Two train rides home is all it took for me to complete what could easily be my game of the year. Florence is the first title from acclaimed Monument Valley designer Ken Wong’s new studio Mountains.
The game tells the story of a young woman, living in Melbourne, who falls in love and then follows the relationship as it moves through its stages and ultimately (spoiler alert) ends.
As the game progresses Florence experiences different stages of the relationship that we can all identify with. Chapters of the game, such as “First Dates”, “Moving In“, “Dreams” are aptly named and done so to not only encapsulate their experience but also emotionally prepare you for what you know is to come. With each chapter I felt like I was right there with her – as ridiculous as that sounds – experiencing what she was, feeling what she felt. To love is to be human and Florence’s story is one that, as humans, we are all likely to have experienced in one way or another.
It doesn’t hurt that the game is beautifully scored either. Whilst the hand-drawn aesthetic and story board nature of the visuals are stunning it’s the game’s music that really just blew me out of the water. Hauntingly beautiful classical styled pieces underpin the game’s story and perfectly capture the moment you’re experience. It’s truly fantastic stuff that deserves recognition.
The game’s not for everyone and that’s totally OK. You’re not shooting anything, there are no jelly beans of the same colour to line up and ask for your credit card to play again, it’s very much a story that has a start, a middle and an end that invites you to participate along the way.
It’s mechanics are subtle and help to progress the story. One of my favourites is the simple jigsaw puzzles that are a metaphor for the sentences we construct while talking to our partner. Initially there are many pieces and we put them together slowly or clumsily like on a first date but as you feel more comfortable it’s much easier so the pieces you have to connect grow larger and there are fewer until it’s so natural you don’t have to connect anything at all and the game uses a single piece you simply move into place.

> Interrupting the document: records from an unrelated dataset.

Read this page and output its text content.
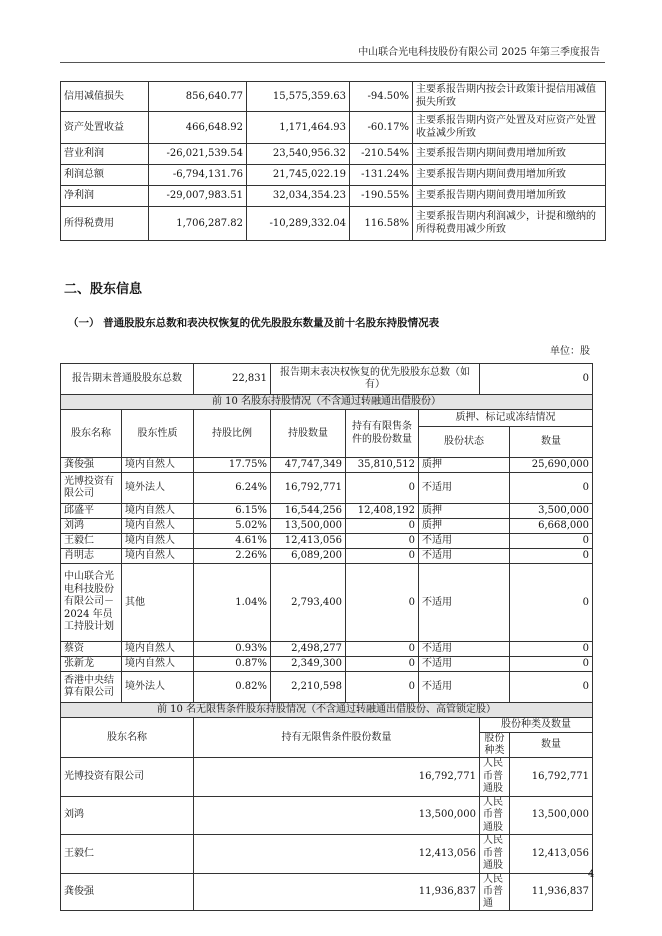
中山联合光电科技股份有限公司 2025 年第三季度报告
信用减值损失	856,640.77	15,575,359.63	-94.50%	主要系报告期内按会计政策计提信用减值损失所致
资产处置收益	466,648.92	1,171,464.93	-60.17%	主要系报告期内资产处置及对应资产处置收益减少所致
营业利润	-26,021,539.54	23,540,956.32	-210.54%	主要系报告期内期间费用增加所致
利润总额	-6,794,131.76	21,745,022.19	-131.24%	主要系报告期内期间费用增加所致
净利润	-29,007,983.51	32,034,354.23	-190.55%	主要系报告期内期间费用增加所致
所得税费用	1,706,287.82	-10,289,332.04	116.58%	主要系报告期内利润减少，计提和缴纳的所得税费用减少所致
二、股东信息
（一） 普通股股东总数和表决权恢复的优先股股东数量及前十名股东持股情况表
单位：股
报告期末普通股股东总数		22,831	报告期末表决权恢复的优先股股东总数（如有）			0	
前 10 名股东持股情况（不含通过转融通出借股份）							
股东名称	股东性质	持股比例	持股数量	持有有限售条件的股份数量	质押、标记或冻结情况		
					股份状态		数量
龚俊强	境内自然人	17.75%	47,747,349	35,810,512	质押		25,690,000
光博投资有限公司	境外法人	6.24%	16,792,771	0	不适用		0
邱盛平	境内自然人	6.15%	16,544,256	12,408,192	质押		3,500,000
刘鸿	境内自然人	5.02%	13,500,000	0	质押		6,668,000
王毅仁	境内自然人	4.61%	12,413,056	0	不适用		0
肖明志	境内自然人	2.26%	6,089,200	0	不适用		0
中山联合光电科技股份有限公司－2024 年员工持股计划	其他	1.04%	2,793,400	0	不适用		0
蔡资	境内自然人	0.93%	2,498,277	0	不适用		0
张新龙	境内自然人	0.87%	2,349,300	0	不适用		0
香港中央结算有限公司	境外法人	0.82%	2,210,598	0	不适用		0
前 10 名无限售条件股东持股情况（不含通过转融通出借股份、高管锁定股）							
股东名称		持有无限售条件股份数量				股份种类及数量	
						股份种类	数量
光博投资有限公司		16,792,771				人民币普通股	16,792,771
刘鸿		13,500,000				人民币普通股	13,500,000
王毅仁		12,413,056				人民币普通股	12,413,056
龚俊强		11,936,837				人民币普通	11,936,837
4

Two train rides home is all it took for me to complete what could easily be my game of the year.
For a lot of people Florence wont be a “game”. They’ll take one look and dismiss it as a story you occasionally push a button or flick to the next page and they’re entitled to think that but I’d argue them wrong. For me, its interactive nature and subtle game mechanics very much prove it so, which because of its medium is a hundred times more emotive and engrossing than any story could be.
Florence from Mountains is available for iOS via the App Store for A$4.49 now.